寝るのが好きな人、集まれ? NASAが不思議なバイトを募集して実験中

寝るのが好きな人、集まれ? NASAが不思議なバイトを募集して実験中

四六時中ベッドで寝転がりたい人にとっては、夢のようなアルバイトをNASAが募集した。最短60日、最長70日の短期バイトだ。以前にも募集したことがあるというこの仕事、今回は24人の人が集まった。あなたなら応募したいだろうか?


横たわるだけで200万円以上の報酬!

 アメリカ航空宇宙局NASAが「寝転がってくれる人」を集めて、実験をしていることが話題になっている。これはNASA主導の下、ドイツの航空宇宙局とヨーロッパ宇宙局との共同研究の一環で行っている実験で、「ベッドレスト・スタディ」、つまり「ベッドで休む研究」と呼ばれるものだ。

 被験者に課せられる仕事は、最低60日間、最長で70日間「寝て過ごす」ことだけ。

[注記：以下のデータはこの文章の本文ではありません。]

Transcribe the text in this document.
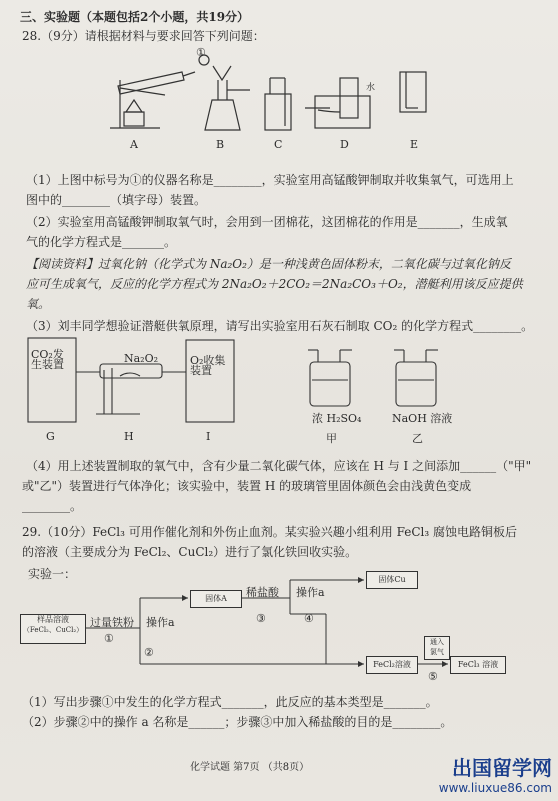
三、实验题（本题包括2个小题，共19分）
28.（9分）请根据材料与要求回答下列问题：
①
水
A	B	C	D	E
（1）上图中标号为①的仪器名称是________，实验室用高锰酸钾制取并收集氧气，可选用上
图中的________（填字母）装置。
（2）实验室用高锰酸钾制取氧气时，会用到一团棉花，这团棉花的作用是_______，生成氧
气的化学方程式是_______。
【阅读资料】过氧化钠（化学式为 Na₂O₂）是一种浅黄色固体粉末，二氧化碳与过氧化钠反
应可生成氧气，反应的化学方程式为 2Na₂O₂＋2CO₂＝2Na₂CO₃＋O₂，潜艇利用该反应提供
氧。
（3）刘丰同学想验证潜艇供氧原理，请写出实验室用石灰石制取 CO₂ 的化学方程式________。
CO₂发生装置	Na₂O₂	O₂收集装置
浓 H₂SO₄	NaOH 溶液
G	H	I	甲	乙
（4）用上述装置制取的氧气中，含有少量二氧化碳气体，应该在 H 与 I 之间添加______（"甲"
或"乙"）装置进行气体净化；该实验中，装置 H 的玻璃管里固体颜色会由浅黄色变成
________。
29.（10分）FeCl₃ 可用作催化剂和外伤止血剂。某实验兴趣小组利用 FeCl₃ 腐蚀电路铜板后
的溶液（主要成分为 FeCl₂、CuCl₂）进行了氯化铁回收实验。
实验一：
样品溶液
（FeCl₂、CuCl₂）
过量铁粉
①
操作a
②
固体A	稀盐酸
③
操作a
④
固体Cu
FeCl₂溶液
通入
氯气
⑤
FeCl₃ 溶液
（1）写出步骤①中发生的化学方程式_______，此反应的基本类型是_______。
（2）步骤②中的操作 a 名称是______；步骤③中加入稀盐酸的目的是________。
化学试题 第7页 （共8页）	出国留学网
www.liuxue86.com
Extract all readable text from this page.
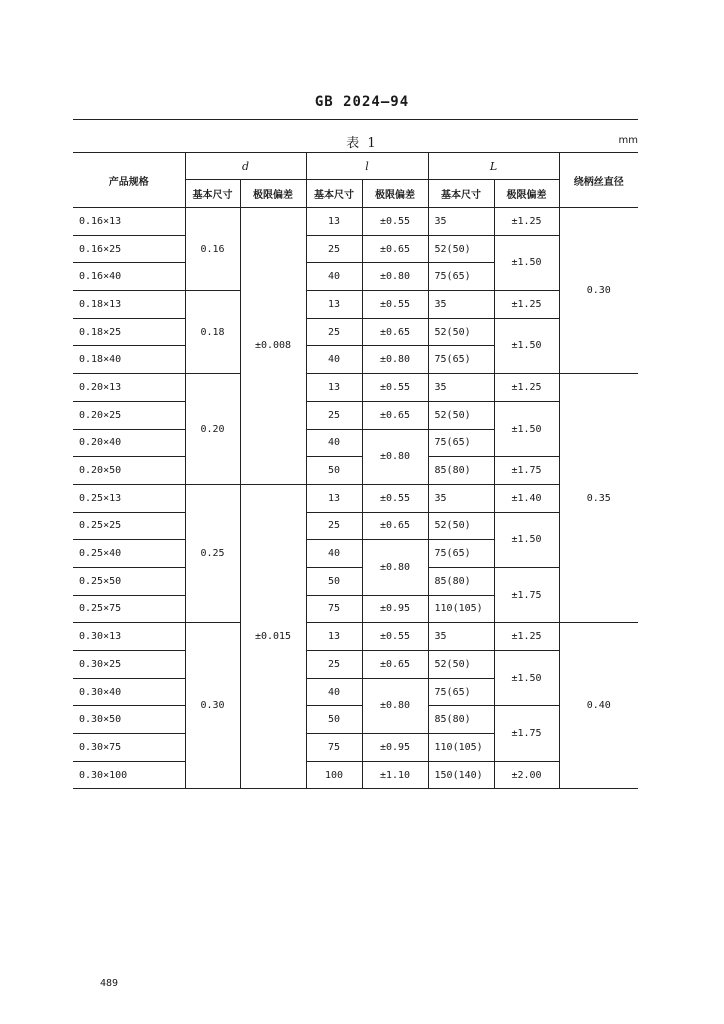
GB 2024—94
表 1	mm
产品规格	d		l		L		绕柄丝直径
	基本尺寸	极限偏差	基本尺寸	极限偏差	基本尺寸	极限偏差	
0.16×13	0.16	±0.008	13	±0.55	35	±1.25	0.30
0.16×25			25	±0.65	52(50)	±1.50	
0.16×40			40	±0.80	75(65)		
0.18×13	0.18		13	±0.55	35	±1.25	
0.18×25			25	±0.65	52(50)	±1.50	
0.18×40			40	±0.80	75(65)		
0.20×13	0.20		13	±0.55	35	±1.25	0.35
0.20×25			25	±0.65	52(50)	±1.50	
0.20×40			40	±0.80	75(65)		
0.20×50			50		85(80)	±1.75	
0.25×13	0.25	±0.015	13	±0.55	35	±1.40	
0.25×25			25	±0.65	52(50)	±1.50	
0.25×40			40	±0.80	75(65)		
0.25×50			50		85(80)	±1.75	
0.25×75			75	±0.95	110(105)		
0.30×13	0.30		13	±0.55	35	±1.25	0.40
0.30×25			25	±0.65	52(50)	±1.50	
0.30×40			40	±0.80	75(65)		
0.30×50			50		85(80)	±1.75	
0.30×75			75	±0.95	110(105)		
0.30×100			100	±1.10	150(140)	±2.00	
489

宇宙飛行士たちが経験する無重力状態に関する実験で、「体が無重力下でどのように変化するか」を調べる目的で行われている。実験はNASAの内部組織「:envihab」が主導で行っているが、実験場所はドイツで、被験者は頭が6度下がった状態のベッドにずっと横たわって過ごさねばならないという。

 今回集められた人たちによる実験は、3月26日より開始されている。応募条件は22歳から55歳までのドイツ語ができる非喫煙者で、募集人数は男性12人、女性12人の合計24名だ。報酬は19,000ドル。日本円にすると200万円を優に超える額になるので、かなりの高額バイトだ。

簡単そうな実験だが、実際に参加してみると……?

 ただし、ずっと横たわっているというのは、かなり辛いことらしい。シャワーを浴びるのも、食べ物を食べるのも、洋服を着替えるのも寝た姿勢のまま行うのだ。しかも、被験者たちが寝ている状況に飽きるのは思いのほか早いらしい。ベッドは上半身に体液が多く溜まるように設計されているために、かなり不快にもなるそうで、その上、全ての生活を監視されるのでプライバシーは全く守れない。しかも、この実験は2ケ月間にわたって寝たきりの状態で骨密度や筋肉がどう減少するかを調べる目的もあるので、健康に良い実験だとは言えなさそうだ。

 横になっている間に語学を習得したり、オンライン・コースを受講して何かを学んだりすることを勧められるというが、実際に寝転がっている2ケ月間に何かを習得できる人は、かなり少ないらしい。これは興味深い情報かもしれない。

 NASAは2017年に同様の実験を行っており、その実験の結果解析は今もなお作業中だという。その実験の際にはアルバイトで募集した11人が30日間ベッドの上で過ごす実験に参加した。今回は募集人数も期間も前回の倍だ。同様の実験は今後もありそうだが、簡単なようで実はかなりキツそうな実験に、機会があったら、あなたも参加したいと思うだろうか?